Sustainable Landscape

Description and challenge

Agricultural expansion is the primary driver of forest conversion across the tropics. The production of internationally-traded forest risk commodities, such as palm oil, timber, pulp and paper, coffee, copra and rice, plays a key role in land use change in Indonesia, driven both by large-scale developments and small-scale expansion by smallholder farmers.

Despite underpinning the productivity of entire sectors, smallholders often have limited access to training, inputs, finance and markets and tend to be the most vulnerable actors in the supply chain. Deforestation not only threatens the future of Indonesia’s forests and the unique biodiversity and vital ecosystem services that they support, but future agricultural productivity and the livelihood security of rural communities.

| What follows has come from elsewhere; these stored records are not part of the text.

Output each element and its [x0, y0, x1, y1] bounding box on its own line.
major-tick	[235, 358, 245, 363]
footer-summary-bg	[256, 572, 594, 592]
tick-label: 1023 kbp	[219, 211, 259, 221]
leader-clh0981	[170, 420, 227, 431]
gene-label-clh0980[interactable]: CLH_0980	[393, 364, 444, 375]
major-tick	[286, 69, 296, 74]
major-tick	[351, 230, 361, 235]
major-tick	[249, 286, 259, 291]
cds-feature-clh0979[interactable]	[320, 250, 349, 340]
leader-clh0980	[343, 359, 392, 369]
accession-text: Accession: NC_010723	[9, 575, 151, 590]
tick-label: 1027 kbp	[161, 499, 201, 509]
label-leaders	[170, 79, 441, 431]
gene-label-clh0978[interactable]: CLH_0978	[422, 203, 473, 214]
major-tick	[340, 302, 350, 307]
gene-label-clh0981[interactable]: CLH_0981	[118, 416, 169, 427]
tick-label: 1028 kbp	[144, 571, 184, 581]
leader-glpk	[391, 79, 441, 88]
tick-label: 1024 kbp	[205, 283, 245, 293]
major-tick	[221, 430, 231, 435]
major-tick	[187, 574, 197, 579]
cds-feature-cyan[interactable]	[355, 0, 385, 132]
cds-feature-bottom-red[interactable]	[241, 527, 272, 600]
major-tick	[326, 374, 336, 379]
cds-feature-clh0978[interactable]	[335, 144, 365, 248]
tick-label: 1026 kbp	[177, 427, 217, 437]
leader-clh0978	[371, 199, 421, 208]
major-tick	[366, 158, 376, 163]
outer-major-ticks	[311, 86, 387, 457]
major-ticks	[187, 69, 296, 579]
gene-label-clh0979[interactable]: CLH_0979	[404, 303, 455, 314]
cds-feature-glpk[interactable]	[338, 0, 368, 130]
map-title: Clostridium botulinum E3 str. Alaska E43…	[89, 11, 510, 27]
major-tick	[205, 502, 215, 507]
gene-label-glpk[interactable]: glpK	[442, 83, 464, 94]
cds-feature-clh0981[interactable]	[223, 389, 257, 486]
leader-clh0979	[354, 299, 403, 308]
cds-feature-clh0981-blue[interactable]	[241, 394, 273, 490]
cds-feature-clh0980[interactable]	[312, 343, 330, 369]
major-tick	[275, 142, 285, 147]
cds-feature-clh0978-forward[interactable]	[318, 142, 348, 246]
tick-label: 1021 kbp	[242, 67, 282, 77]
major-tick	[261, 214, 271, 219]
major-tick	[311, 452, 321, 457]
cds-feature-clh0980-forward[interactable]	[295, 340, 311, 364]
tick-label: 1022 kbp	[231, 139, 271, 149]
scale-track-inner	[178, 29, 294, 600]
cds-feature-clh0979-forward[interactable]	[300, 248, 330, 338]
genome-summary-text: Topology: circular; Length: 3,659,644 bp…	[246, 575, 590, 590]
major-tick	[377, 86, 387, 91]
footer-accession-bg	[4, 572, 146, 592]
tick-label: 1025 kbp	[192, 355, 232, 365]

A number of high-profile commitments to addressing commodity-driven deforestation and halting global forest loss have been made by the public and private sector, yet agriculture continues to pose a major threat and the world’s forests continue to disappear.

Our approach

WCS is developing landscape partnerships in priority areas for conservation to support farmer livelihoods and reduce deforestation pressures around forest frontier areas. This builds on WCS’s long-term engagement and collaboration with the government in key landscapes in support of forest and biodiversity conservation. By working together with government, communities, and the private sector, we are developing new approaches that support forest protection and restoration, while incentivizing and supporting farmers to transition to deforestation-free agricultural production. This includes through training in good agricultural practices (GAP) and organizational capacity building, as well as through performance-based incentives, such as preferential access to finance and markets.

WCS is promoting the engagement and support of multiple companies along the length of the supply chain in landscape partnerships. Through collaboration and collective action, companies can actively address deforestation and support farmers and forest conservation, while mitigating supply chain and sectoral risks.